James only took up painting after he was diagnosed with depression in 2007.

He recently held his first solo exhibition, ‘Love Letter Bomb’ at Toi Ora’s gallery in Grey Lynn.

His work is charged with humour and wit, naked sarcasm and emotion. Prominent themes include politics, society, the place of the individual, freedom of speech and psychological warfare.

The most human of organisations

“I now realise how beneficial painting has been. Toi Ora has been a great place for me. It is a very social, non-judgmental place.

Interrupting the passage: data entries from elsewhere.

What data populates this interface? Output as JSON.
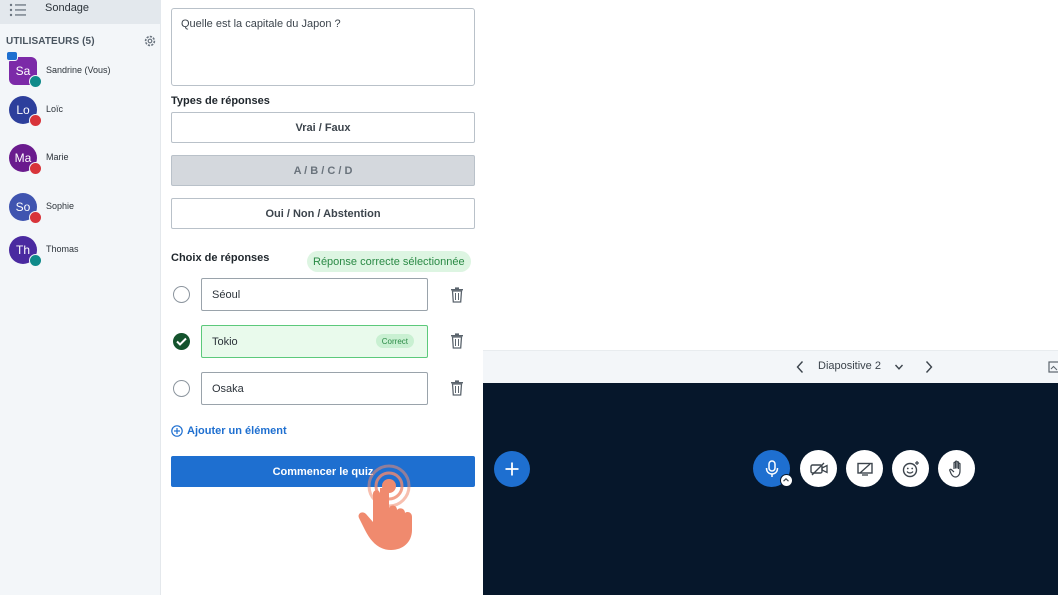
{
  "sidebar": {
    "poll_item_label": "Sondage",
    "users_heading": "UTILISATEURS (5)",
    "users": [
      {
        "initials": "Sa",
        "name": "Sandrine (Vous)",
        "color": "#7c2aa8",
        "badge_color": "#0f8a8a",
        "shape": "square",
        "presenter": true
      },
      {
        "initials": "Lo",
        "name": "Loïc",
        "color": "#2d3f9c",
        "badge_color": "#d8343a",
        "shape": "round"
      },
      {
        "initials": "Ma",
        "name": "Marie",
        "color": "#6a1b8e",
        "badge_color": "#d8343a",
        "shape": "round"
      },
      {
        "initials": "So",
        "name": "Sophie",
        "color": "#3f54b0",
        "badge_color": "#d8343a",
        "shape": "round"
      },
      {
        "initials": "Th",
        "name": "Thomas",
        "color": "#4a2aa0",
        "badge_color": "#0f8a8a",
        "shape": "round"
      }
    ]
  },
  "poll": {
    "question": "Quelle est la capitale du Japon ?",
    "types_title": "Types de réponses",
    "types": [
      "Vrai / Faux",
      "A / B / C / D",
      "Oui / Non / Abstention"
    ],
    "active_type": "A / B / C / D",
    "choices_title": "Choix de réponses",
    "correct_selected_label": "Réponse correcte sélectionnée",
    "answers": [
      {
        "value": "Séoul",
        "correct": false
      },
      {
        "value": "Tokio",
        "correct": true
      },
      {
        "value": "Osaka",
        "correct": false
      }
    ],
    "correct_pill": "Correct",
    "add_item_label": "Ajouter un élément",
    "start_label": "Commencer le quiz"
  },
  "presentation": {
    "slide_label": "Diapositive 2"
  },
  "colors": {
    "accent": "#1e6fd0",
    "dark_stage": "#06172b",
    "success": "#2a8a45"
  }
}
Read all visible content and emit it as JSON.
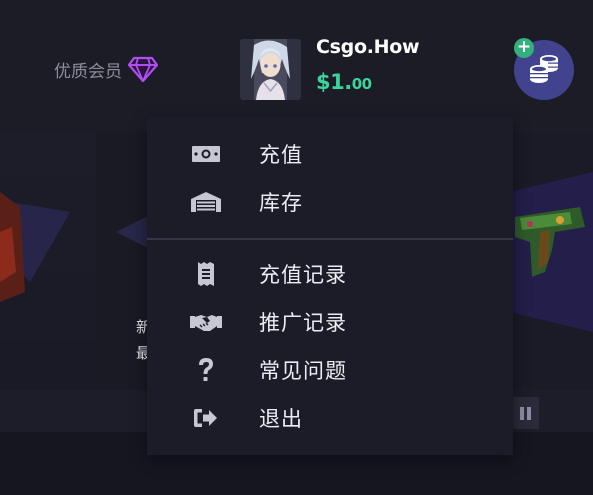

It is the most human of organisations.”

James’ advice to others experiencing mental illness is to “take up something that isn’t too challenging, that takes you out of the self-indulgent nature of your illness”.

As well as painting, he walks the neighbour’s dog, helps children read, visits family.

'Love Dog' by James KingHe was happy with his first exhibition -- a series of paintings describing the mood of the world occupied by a faceless, nameless individual at the margins of life.

Now he is working towards a second exhibition scheduled for the Satellite Gallery in Newton in February.

He is being careful to set short-term living-in-the-moment goals, “concentrating on what is in front of me”.